Tonight, caught up in a spell of want and need, his glasses had come off. He had not even hesitated for a second before placing them on the nightstand. It seemed as though he no longer cared. Or perhaps, in his heart, he was already in a place where the truth no longer stood between them.

They still had a long talk ahead of them. But she'd had twenty-four hours to think it through. Her initial anger had dissipated once she'd realized that his not telling her had little to do with her and everything to do with him.

Yes, it hurt. Yes, it was unfair to her and to the relationship they were struggling to build. And yes, he'd been an idiot.

She should be angry, but in reality she was just as scared as he was and of the same thing: losing the one person in the world who made you part of it.

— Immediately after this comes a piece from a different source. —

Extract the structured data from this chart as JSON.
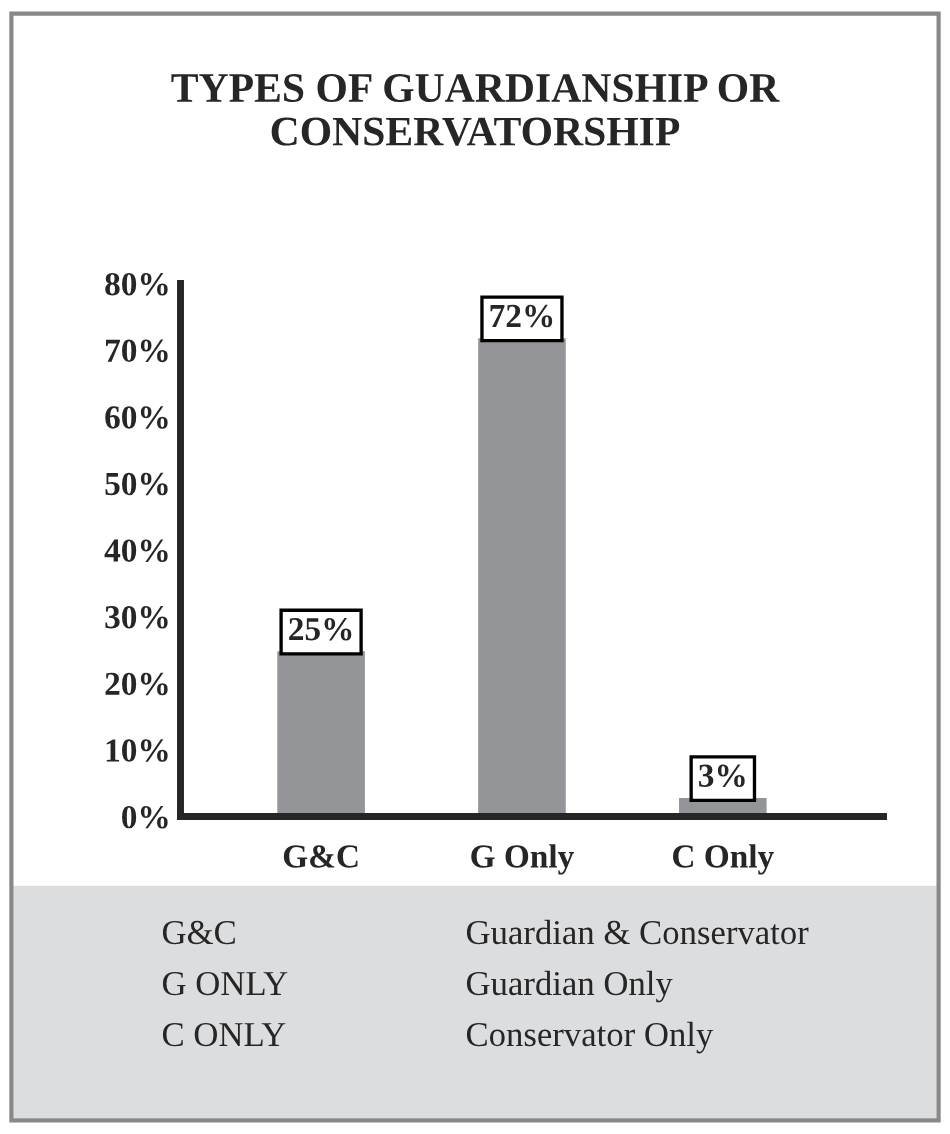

He'd been scared to tell her because he thought the truth might irreparably damage what they had; and once she'd found that truth he'd tried so desperately to hide, she'd been scared that he was gone, lost to her, that he was no longer the man she knew, and perhaps never had been.

For a moment, she'd wished that the truth would go away because it would change their future so fundamentally. All her life, she'd wanted what she had with Clark: she'd wanted something real. But what, she'd wondered, was real now? What was the truth? What was a lie? It seemed utterly unfair to her that she had finally found what she'd longed for all these years only to realize that it was an illusion. That it wasn't real.

But, his body above her, she'd understood that it was. There was certainty and faith and reality in their actions and in his eyes when he looked at her.

Tonight, she'd found her way back to him. She'd realized that the man she thought she'd lost had never left her. She saw now that he had remained the same in every way that counted. There was a whole new side of him that she needed to come to accept, but she would.

Life wasn't fair, or pleasant, but it was real and so was his love for her. She knew that because she knew him.

Lois turned and stepped through the doorway back into his apartment. Leaving the soda can on the coffee table in the living room, she started toward the bedroom, walking slowly past the years and lies and words he had failed to say.

His body above her, she knew he was the one.

In the end, that was the only truth that mattered.